You can also pass data in the URL query string.

// configure the route in route_config.dart
GoRoute(
path: '/todos',
pageBuilder: (context, state) {
final id = state.uri.queryParameters['id'];
return _buildPage(TodoView(id: id), state);
},
),
// go to the route
locator<RouterService>().go('/todos?id=123');

Extra

For non-URL data, pass a typed object using extra.

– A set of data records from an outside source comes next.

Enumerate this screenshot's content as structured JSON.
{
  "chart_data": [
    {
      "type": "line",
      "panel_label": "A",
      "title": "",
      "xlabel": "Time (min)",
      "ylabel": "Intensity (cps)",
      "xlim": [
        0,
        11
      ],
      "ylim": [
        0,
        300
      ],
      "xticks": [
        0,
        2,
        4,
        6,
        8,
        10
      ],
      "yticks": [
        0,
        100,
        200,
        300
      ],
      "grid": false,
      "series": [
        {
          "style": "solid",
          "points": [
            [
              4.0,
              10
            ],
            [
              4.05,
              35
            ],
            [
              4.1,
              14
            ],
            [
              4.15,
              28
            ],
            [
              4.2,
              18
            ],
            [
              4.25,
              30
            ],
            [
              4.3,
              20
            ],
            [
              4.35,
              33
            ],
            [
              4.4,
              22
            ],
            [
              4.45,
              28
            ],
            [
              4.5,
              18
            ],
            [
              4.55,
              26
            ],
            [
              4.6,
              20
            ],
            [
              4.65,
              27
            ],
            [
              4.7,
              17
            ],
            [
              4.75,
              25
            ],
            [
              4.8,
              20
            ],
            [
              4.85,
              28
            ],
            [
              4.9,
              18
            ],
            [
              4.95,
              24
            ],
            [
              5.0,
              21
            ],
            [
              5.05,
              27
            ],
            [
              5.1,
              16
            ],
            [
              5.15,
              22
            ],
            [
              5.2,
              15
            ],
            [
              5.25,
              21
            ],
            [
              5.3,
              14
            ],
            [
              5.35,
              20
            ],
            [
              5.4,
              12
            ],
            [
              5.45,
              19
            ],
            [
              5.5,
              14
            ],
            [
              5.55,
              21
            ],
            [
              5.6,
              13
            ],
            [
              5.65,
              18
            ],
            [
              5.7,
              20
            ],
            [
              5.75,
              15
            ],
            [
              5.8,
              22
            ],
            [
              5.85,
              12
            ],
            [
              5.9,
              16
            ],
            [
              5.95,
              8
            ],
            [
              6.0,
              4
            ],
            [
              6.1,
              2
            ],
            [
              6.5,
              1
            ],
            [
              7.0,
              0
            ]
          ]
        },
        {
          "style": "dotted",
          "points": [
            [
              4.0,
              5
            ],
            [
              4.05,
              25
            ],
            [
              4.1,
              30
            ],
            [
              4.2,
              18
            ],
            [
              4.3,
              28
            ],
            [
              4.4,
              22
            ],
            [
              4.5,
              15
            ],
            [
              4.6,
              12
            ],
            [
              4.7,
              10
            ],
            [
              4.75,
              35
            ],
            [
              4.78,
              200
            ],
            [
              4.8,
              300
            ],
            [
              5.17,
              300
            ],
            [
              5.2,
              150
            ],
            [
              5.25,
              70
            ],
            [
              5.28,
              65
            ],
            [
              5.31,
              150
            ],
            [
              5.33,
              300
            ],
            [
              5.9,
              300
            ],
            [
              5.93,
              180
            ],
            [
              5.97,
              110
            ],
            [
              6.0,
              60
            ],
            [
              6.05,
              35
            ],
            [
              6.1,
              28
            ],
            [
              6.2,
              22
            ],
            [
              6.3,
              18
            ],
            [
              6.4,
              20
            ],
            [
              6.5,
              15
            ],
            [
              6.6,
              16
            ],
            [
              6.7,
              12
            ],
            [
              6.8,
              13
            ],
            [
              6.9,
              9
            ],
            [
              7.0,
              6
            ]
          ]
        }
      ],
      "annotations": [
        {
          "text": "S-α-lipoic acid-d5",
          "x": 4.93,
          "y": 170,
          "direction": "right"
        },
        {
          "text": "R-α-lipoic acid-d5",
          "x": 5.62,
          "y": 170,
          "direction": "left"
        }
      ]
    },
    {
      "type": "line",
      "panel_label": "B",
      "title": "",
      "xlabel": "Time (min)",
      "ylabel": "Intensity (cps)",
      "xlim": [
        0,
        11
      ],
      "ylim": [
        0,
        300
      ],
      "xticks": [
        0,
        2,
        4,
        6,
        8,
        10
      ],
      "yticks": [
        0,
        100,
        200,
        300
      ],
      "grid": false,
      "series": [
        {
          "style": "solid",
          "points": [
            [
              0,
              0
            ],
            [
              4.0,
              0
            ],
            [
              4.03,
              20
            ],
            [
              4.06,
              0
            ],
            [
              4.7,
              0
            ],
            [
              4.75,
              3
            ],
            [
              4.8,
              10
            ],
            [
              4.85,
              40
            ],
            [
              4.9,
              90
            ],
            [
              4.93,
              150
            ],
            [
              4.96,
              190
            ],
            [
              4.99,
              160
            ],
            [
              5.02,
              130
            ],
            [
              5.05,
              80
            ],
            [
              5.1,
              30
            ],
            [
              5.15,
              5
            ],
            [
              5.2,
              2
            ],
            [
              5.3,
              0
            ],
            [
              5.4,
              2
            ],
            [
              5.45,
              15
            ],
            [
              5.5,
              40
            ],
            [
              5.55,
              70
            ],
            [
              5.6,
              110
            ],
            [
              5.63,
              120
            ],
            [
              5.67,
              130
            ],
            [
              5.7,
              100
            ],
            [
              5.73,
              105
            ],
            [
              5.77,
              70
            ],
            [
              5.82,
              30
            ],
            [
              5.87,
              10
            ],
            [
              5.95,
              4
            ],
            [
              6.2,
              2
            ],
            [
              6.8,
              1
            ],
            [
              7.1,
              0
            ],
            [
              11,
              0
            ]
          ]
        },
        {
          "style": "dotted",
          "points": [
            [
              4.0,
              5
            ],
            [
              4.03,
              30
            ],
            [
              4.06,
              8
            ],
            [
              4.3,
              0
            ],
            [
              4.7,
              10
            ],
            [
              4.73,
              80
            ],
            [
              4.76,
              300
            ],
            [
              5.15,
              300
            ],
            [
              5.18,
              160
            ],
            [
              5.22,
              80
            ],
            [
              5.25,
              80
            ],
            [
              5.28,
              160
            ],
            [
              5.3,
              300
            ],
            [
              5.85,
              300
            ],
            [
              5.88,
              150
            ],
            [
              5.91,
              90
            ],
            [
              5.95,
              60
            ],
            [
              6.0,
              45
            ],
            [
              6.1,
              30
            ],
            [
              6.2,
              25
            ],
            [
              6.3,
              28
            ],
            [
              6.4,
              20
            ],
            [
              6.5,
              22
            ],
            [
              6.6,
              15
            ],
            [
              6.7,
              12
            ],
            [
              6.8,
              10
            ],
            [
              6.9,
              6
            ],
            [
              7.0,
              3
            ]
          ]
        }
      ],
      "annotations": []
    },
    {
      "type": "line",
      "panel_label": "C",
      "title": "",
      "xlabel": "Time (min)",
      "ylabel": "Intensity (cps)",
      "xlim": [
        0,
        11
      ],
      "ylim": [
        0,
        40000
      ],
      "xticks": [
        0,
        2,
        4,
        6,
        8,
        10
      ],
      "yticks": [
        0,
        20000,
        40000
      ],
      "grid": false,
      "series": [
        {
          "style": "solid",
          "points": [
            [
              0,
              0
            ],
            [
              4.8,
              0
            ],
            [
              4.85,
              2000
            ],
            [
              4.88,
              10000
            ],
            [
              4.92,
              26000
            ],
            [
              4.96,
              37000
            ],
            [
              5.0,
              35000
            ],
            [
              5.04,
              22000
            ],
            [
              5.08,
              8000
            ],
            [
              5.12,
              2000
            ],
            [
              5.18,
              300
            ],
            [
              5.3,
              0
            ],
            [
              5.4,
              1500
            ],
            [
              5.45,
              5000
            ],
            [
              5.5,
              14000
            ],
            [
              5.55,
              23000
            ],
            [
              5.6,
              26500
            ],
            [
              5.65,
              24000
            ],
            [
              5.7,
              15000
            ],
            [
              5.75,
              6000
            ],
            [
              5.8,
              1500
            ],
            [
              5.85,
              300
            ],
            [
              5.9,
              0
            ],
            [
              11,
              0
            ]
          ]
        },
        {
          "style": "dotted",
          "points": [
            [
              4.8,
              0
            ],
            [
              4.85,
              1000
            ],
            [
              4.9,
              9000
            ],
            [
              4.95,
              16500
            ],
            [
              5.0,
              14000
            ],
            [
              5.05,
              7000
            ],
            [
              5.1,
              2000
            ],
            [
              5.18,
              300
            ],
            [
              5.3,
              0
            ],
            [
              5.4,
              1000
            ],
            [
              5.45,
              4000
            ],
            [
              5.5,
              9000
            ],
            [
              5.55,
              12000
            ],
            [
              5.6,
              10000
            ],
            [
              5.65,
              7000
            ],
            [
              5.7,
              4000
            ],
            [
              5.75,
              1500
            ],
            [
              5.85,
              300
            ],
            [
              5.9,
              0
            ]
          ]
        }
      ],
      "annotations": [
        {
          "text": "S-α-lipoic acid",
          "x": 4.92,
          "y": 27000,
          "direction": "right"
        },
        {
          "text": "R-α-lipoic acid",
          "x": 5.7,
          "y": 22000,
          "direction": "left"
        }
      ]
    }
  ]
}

// configure the route in route_config.dart
GoRoute(
path: '/todos',
pageBuilder: (context, state) {
final todo = state.extra as Todo;
return _buildPage(TodoView(id: todo.id, name: todo.name), state);
},
),
// go to the route
locator<RouterService>().go('/todos', extra: Todo(id: '123', name: 'Test'));

Automatic Routing Depending on Auth

For auth-based navigation, keep guard logic in router configuration instead of scattering checks across ViewModels.

Pass auth-aware routing hooks into RouterService:

  • redirect for auth guard decisions (for example login-gated routes)
  • refreshListenable so auth state changes trigger redirect re-evaluation

This keeps auth routing centralized while still using RouterService methods (go, push, replace, pop) for normal app navigation.

Unknown routes are redirected to /404 through the router exception handler with a loop guard, so you get a stable not-found flow without manual stack management.